Nachträge wegen geänderter Leistungen nach § 2 Abs. 5 VOB/B oder wegen zusätzlicher Leistungen nach § 2 Abs. 6 VOB/B sind in der täglichen Baupraxis an der Tagesordnung. Sie entstehen meistens dadurch, dass das dem Bauvertrag zugrunde liegende Leistungsverzeichnis eine Lücke aufweist, oder aber, weil sich im Zuge des Baufortschritts die Notwendigkeit einer weiteren Leistung ergibt, die bei Vertragsschluß nicht absehbar war.

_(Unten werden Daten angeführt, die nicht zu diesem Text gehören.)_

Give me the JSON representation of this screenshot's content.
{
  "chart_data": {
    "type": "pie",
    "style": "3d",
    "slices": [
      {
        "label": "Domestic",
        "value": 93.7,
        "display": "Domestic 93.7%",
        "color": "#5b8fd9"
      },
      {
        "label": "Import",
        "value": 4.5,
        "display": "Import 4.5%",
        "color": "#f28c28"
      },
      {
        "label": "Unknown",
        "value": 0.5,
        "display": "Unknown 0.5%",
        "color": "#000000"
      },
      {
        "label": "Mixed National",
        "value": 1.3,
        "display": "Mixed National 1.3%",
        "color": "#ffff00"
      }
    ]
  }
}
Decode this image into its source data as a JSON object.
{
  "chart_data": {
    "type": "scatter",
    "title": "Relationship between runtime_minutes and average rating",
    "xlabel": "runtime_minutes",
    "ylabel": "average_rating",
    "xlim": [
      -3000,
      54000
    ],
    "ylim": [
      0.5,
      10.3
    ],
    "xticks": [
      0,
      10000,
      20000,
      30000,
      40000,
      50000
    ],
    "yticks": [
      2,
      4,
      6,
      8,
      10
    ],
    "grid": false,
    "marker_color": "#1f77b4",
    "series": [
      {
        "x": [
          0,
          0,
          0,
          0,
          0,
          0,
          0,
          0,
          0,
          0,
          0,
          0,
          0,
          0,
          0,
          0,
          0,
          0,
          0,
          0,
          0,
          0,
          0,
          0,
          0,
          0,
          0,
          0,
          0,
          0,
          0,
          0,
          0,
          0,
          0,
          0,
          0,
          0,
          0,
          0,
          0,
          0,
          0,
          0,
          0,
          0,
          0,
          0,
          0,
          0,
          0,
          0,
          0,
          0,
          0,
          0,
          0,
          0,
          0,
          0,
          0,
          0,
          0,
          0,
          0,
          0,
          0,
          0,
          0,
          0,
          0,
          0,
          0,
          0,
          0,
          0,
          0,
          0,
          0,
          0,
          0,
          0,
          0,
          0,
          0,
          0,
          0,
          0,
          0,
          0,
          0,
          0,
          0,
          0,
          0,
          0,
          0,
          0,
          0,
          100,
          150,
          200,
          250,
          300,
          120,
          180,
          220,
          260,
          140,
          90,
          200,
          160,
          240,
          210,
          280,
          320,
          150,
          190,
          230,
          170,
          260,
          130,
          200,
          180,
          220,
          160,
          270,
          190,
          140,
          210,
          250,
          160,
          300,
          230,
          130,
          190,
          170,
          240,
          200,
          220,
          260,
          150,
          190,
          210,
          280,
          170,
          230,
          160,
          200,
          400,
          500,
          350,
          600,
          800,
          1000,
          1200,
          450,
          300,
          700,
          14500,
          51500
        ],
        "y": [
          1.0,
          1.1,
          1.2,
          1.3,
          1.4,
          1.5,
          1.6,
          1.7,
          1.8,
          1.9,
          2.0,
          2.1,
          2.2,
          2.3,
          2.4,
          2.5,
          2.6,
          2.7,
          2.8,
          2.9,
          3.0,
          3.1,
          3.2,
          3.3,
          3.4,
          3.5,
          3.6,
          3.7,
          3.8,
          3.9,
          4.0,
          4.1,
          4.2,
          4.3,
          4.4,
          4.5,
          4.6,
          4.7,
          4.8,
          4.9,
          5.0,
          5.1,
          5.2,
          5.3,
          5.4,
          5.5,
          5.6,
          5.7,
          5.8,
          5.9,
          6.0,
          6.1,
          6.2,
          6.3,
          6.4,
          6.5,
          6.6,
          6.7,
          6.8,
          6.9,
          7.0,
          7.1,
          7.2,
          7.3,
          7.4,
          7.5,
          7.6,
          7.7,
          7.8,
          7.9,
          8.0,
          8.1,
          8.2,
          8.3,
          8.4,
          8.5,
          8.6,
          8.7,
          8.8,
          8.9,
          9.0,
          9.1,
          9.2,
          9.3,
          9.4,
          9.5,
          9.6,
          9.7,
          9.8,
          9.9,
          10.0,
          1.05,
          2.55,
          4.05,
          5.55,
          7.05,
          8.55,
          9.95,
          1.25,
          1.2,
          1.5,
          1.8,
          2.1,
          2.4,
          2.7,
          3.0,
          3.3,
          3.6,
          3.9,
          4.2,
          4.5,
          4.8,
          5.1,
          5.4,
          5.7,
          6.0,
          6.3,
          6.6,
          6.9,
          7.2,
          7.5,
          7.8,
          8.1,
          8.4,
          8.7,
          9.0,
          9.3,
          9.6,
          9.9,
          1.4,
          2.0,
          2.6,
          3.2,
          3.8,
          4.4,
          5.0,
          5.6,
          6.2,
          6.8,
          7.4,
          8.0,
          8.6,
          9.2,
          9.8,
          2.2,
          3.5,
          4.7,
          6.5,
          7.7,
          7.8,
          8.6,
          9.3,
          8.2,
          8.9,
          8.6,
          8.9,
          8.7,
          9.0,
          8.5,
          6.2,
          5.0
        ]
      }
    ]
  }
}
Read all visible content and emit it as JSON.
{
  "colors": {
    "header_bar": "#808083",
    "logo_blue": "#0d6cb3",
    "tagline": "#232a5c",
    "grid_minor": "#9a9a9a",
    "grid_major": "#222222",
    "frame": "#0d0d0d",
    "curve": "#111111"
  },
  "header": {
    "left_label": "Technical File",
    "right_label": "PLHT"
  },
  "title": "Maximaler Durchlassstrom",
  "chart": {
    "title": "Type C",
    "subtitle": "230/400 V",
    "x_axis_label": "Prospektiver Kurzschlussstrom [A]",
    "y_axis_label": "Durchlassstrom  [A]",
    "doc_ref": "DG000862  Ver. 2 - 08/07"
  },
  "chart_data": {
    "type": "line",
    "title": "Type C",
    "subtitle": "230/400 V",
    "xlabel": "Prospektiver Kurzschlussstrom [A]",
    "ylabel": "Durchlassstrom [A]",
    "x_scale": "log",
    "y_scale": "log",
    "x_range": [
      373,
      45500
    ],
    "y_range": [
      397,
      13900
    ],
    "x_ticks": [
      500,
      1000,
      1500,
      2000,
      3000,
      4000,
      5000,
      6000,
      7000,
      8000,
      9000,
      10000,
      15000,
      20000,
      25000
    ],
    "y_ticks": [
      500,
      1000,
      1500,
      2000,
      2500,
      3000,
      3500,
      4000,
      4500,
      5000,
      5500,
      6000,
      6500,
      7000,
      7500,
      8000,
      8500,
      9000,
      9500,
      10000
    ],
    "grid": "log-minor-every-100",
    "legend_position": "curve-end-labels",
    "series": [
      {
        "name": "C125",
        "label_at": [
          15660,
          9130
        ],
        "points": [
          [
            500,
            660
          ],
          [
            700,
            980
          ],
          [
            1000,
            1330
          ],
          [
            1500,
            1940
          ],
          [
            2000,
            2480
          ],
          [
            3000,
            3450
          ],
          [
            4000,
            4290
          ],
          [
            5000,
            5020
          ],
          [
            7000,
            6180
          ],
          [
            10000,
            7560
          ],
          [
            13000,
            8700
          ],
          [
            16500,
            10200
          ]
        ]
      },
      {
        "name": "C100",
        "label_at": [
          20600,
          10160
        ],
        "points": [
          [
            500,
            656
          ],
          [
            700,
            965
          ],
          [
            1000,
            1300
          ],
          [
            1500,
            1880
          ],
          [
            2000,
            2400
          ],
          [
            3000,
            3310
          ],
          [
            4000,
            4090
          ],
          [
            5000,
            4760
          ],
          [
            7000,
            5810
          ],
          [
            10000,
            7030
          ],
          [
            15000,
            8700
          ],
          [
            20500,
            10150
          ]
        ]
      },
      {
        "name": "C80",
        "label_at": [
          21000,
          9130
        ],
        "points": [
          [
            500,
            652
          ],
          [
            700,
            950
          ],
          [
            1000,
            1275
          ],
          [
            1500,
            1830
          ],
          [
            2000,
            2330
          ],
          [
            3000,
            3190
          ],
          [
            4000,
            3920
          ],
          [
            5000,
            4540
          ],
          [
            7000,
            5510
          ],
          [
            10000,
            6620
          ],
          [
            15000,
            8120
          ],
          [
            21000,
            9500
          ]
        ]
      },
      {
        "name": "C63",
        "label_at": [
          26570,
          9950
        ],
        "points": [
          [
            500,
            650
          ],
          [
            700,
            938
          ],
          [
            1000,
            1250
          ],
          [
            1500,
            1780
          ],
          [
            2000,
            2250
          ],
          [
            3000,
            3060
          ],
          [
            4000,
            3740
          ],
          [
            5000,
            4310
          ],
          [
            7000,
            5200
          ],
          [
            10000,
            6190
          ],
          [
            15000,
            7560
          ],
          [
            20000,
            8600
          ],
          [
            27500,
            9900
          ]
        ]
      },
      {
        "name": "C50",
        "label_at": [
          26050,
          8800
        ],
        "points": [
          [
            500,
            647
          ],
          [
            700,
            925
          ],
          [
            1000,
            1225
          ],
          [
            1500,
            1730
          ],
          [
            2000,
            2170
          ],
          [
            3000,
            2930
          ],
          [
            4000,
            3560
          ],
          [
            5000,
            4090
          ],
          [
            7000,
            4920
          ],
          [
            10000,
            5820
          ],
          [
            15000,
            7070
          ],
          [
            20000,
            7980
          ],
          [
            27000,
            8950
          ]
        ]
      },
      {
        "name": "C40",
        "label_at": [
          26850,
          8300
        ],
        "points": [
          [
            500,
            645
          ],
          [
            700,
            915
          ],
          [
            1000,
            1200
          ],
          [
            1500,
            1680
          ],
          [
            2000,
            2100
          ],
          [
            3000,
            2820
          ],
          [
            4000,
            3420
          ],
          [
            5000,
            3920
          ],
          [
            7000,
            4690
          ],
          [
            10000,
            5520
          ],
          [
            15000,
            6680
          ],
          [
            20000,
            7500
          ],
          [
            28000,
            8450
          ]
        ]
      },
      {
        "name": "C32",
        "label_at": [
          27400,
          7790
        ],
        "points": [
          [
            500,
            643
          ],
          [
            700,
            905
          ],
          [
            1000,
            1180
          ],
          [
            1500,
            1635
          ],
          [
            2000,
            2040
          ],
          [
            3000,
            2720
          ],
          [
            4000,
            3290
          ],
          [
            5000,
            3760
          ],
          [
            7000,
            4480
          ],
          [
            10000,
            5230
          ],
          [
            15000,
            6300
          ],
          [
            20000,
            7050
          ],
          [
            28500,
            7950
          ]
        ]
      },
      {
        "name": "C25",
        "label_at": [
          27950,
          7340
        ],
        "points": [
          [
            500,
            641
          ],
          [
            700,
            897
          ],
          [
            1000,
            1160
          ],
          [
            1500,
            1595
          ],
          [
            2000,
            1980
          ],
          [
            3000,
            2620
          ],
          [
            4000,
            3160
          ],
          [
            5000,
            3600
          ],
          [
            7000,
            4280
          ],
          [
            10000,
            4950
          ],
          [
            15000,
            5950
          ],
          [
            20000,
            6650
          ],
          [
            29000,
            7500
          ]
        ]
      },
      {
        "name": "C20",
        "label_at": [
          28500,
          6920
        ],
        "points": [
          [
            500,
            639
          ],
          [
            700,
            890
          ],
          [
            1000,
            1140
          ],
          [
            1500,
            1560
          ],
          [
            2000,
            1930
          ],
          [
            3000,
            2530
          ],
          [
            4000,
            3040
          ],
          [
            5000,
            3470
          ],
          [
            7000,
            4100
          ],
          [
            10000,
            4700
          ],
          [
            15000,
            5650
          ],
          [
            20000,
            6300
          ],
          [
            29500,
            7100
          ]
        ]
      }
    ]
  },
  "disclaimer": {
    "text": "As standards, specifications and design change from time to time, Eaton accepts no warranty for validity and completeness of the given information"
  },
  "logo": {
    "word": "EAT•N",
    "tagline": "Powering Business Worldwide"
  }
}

Der Idealfall sieht dann so aus, dass sich die Parteien des Bauvertrages einig darüber sind, dass es sich um eine Leistung handelt, die im ursprünglichen Vertrag nicht enthalten ist und sodann einvernehmlich eine Vergütung für die neue Leistung vereinbaren.


Tatsächlich entsteht meistens schon Streit über die Frage, ob die Leistung im Vertrag enthalten ist oder nicht, sodass es gar nicht erst zur Diskussion über die Höhe der Vergütung kommt. Der AG fordert stur die (Nachtrags-)Leistung, der AN kündigt Mehrkosten an und führt sie dann aus.


Bei der Rechnungslegung kommt es dann zum großen Showdown und der rechtlichen Klärung, ob es sich nun um einen Nachtrag handelt oder nicht, und welche Kosten dem AN hierfür zustehen.


Wie diese Mehrkosten zu berechnen sind, war in der Vergangenheit stets umstritten. Die überwiegende Meinung forderte eine Fortschreibung der Urkalkulation, was insbesondere in den Fällen problematisch war, in denen der AN keine Urkalkulation erstellt hatte.


Der BGH hat in seinem Urteil vom 08.08.2019 (IBR 2019, 536) entschieden, dass bei der Bemessung eines neuen Preises für Mehrmengen nach § 2 Abs. 3 Nr. 2 VOB/B - nicht für geänderte Leistungen! - die tatsächlich angefallenen Kosten zuzüglich angemessener Zuschläge maßgeblich sind. Ob dieses Berechnungsmodell auch für Nachtragsleistungen gelten soll, blieb leider offen.


Das OLG Düsseldorf hat nun mit Urteil vom 19.12.2019 (5 U 52/19) entschieden, dass auch bei einer geänderten Leistung nach § 2 Abs. 5 VOB/B die tatsächlichen Mehrkosten zzgl. angemessener Zuschläge maßgeblich sein sollen. Das OLG Brandenburg hat dies in seinem Urteil vom 22.04.2020 (11 U 153/18) auch für zusätzliche Leistungen nach § 2 Abs. 6 VOB/B angenommen.


FAZIT:


Auch wenn der BGH dies noch nicht bestätigt hat, so scheint in der höchstrichterlichen Rechtsprechung die Tendenz dahingehend zu gehen, die Vergütung bei Nachtragsleistungen nach den tatsächlichen Mehrkostens zzgl. eines angemessenen Zuschlags für Wagnis und Gewinn zu berechnen. Es bedarf daher keines Rückgriffs auf eine Urkalkulation; vielmehr sollten bei Nachtragsleistungen die Mehrkosten bestmöglich dokumentiert werden (Rapporte, etc.), um diese dann später mit Erfolgt geltend machen zu können.